Ama tam o sırada Ayşe’den ikinci mesaj geldi: “Bono, ısrarcı!” Bu sefer iş ciddiye bindi, ama telefonlar hâlâ kapalı, ben de birer mesaj attım ve onu bunu aramaya başladım. O sırada Beril Köseoğlu’ndan bir cevap mesajı geldi, işte Lagendijk’ın numarası. Tabii bu arada en az bir saat geçmişti, ama ne yapalım... 

Ertesi sabah hemen buluşmanın detayları için Ayşe’yi aradım. Buluşamadıklarını öğrenmek tabii biraz hayal kırıcı oldu. Ardından Lagendijk’ı aradım. Meğer o da benim gibi, trafik korkusuyla stada erkenden gelenlerden biriymiş. Telefonuna önce Türkçe bir mesaj düşmüş. Eşinin yardımıyla okuduğu mesajdan Bono’nun kendisiyle buluşmak istediğini öğrenince, birilerinin dalga geçtiğini sanmış. Ardından organizasyon görevlileriyle konuşunca işin ciddiyeti anlaşılmış. Ama Lagendijk’a ulaşma mücadelesi sırasında geçen zaman, bu buluşmayı imkânsız kılmış.
U2’nun sahneye çıkmasına yarım saatten az kaldığı için, tanışma işini konser sonrasında yapalım demişler Lagendijk’a... Ertelenen şeyden hayır gelmez, konser sonrası da uçak saati geldiği için grup koştura koştura havalimanına gidince, tanışma gerçekleşmemiş. 

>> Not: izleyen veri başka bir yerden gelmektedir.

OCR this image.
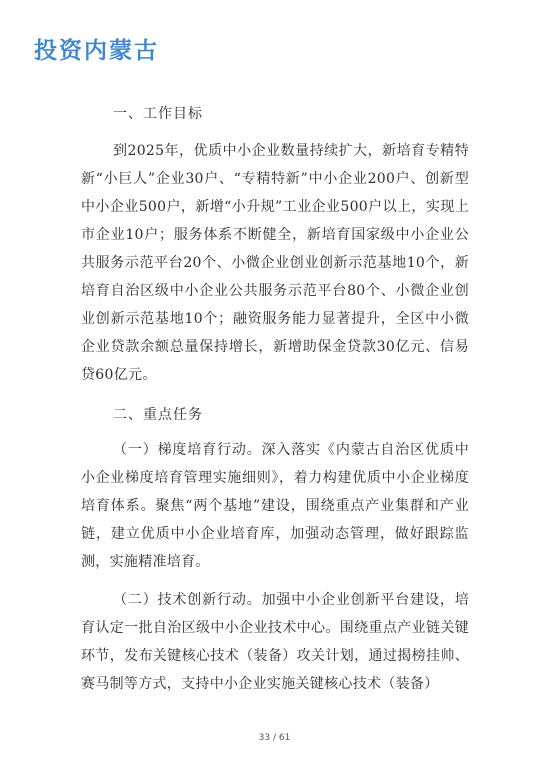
投资内蒙古
一、工作目标

到2025年，优质中小企业数量持续扩大，新培育专精特新“小巨人”企业30户、“专精特新”中小企业200户、创新型中小企业500户，新增“小升规”工业企业500户以上，实现上市企业10户；服务体系不断健全，新培育国家级中小企业公共服务示范平台20个、小微企业创业创新示范基地10个，新培育自治区级中小企业公共服务示范平台80个、小微企业创业创新示范基地10个；融资服务能力显著提升，全区中小微企业贷款余额总量保持增长，新增助保金贷款30亿元、信易贷60亿元。

二、重点任务

（一）梯度培育行动。深入落实《内蒙古自治区优质中小企业梯度培育管理实施细则》，着力构建优质中小企业梯度培育体系。聚焦“两个基地”建设，围绕重点产业集群和产业链，建立优质中小企业培育库，加强动态管理，做好跟踪监测，实施精准培育。

（二）技术创新行动。加强中小企业创新平台建设，培育认定一批自治区级中小企业技术中心。围绕重点产业链关键环节，发布关键核心技术（装备）攻关计划，通过揭榜挂帅、赛马制等方式，支持中小企业实施关键核心技术（装备）

33 / 61
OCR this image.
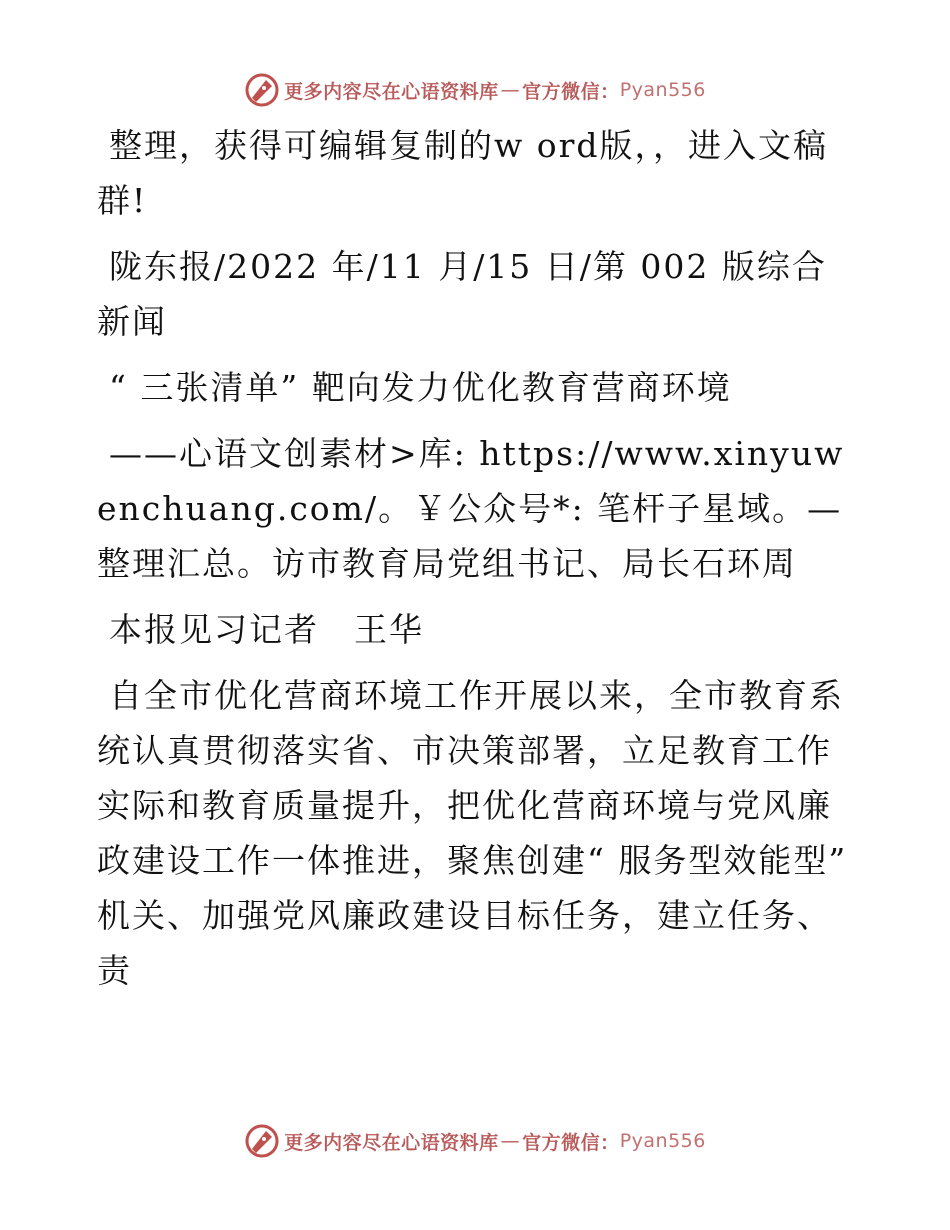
更多内容尽在心语资料库 — 官方微信： Pyan556

整理，获得可编辑复制的w ord版，，进入文稿群!

陇东报/2022 年/11 月/15 日/第 002 版综合新闻

“ 三张清单” 靶向发力优化教育营商环境

——心语文创素材>库: https://www.xinyuwenchuang.com/。￥公众号*: 笔杆子星域。—整理汇总。访市教育局党组书记、局长石环周

本报见习记者　王华

自全市优化营商环境工作开展以来，全市教育系统认真贯彻落实省、市决策部署，立足教育工作实际和教育质量提升，把优化营商环境与党风廉政建设工作一体推进，聚焦创建“ 服务型效能型” 机关、加强党风廉政建设目标任务，建立任务、责

更多内容尽在心语资料库 — 官方微信： Pyan556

Lagendijk, “Bono’nun yazımı beğendiğini duymak güzel oldu, tanışmak da iyi bir fikir olarak kaldı” dedi son söz olarak...

****

“Sevgili Joost, 

Eve dönüş yolunda kalabalığın sesi hâlâ kulaklarımda çınlarken, size açık mektubunuzdan dolayı teşekkür etmek istedim. Ölçülü ve nazik satırlardı. Büyülü ülkenize gelip gizemlerini sadece birkaç günde kavramak ve çözmek mümkün değil, bunun için birkaç yıl bile yetmeyebilir. Siyasetiniz muhakkak ki karmaşık, fakat burada kulağıma çalınan en basit ve güçlü melodi, insanların geçmişin derinliklerine çok fazla dalmak istemediği. İnsan burada geleceği iliklerine kadar hissediyor... şeffaf bir şekilde iyi kararlar alındığı takdirde, Türkiye için büyümenin ve fırsatların sonu olmadığını görebiliyorsunuz.

Başbakan Erdoğan bu ozanlar grubuna müthiş bir misafirperverlik gösterdi ve vaktini büyük bir cömertlikle bize ayırdı. Onunla bir buçuk saat geçirdik, çok çeşitli meseleler konuştuk, en ciddisinden en hafifine kadar birçok konuyu ele aldık. Okul müfredatlarında bulunan bir şiiri okuduğu için düşünce suçlusu olarak hapiste geçirdiği günlerden söz ettik. Her tür soruya insan haklarından Sudan’a, Pakistan’daki sellerden İnan Suver gibi vicdani retçilere reva görülen muameleye kadar sorduğumuz bütün sorulara açık görünüyordu. Vicdani retçilerin durumunu inceleyeceğini söyledi...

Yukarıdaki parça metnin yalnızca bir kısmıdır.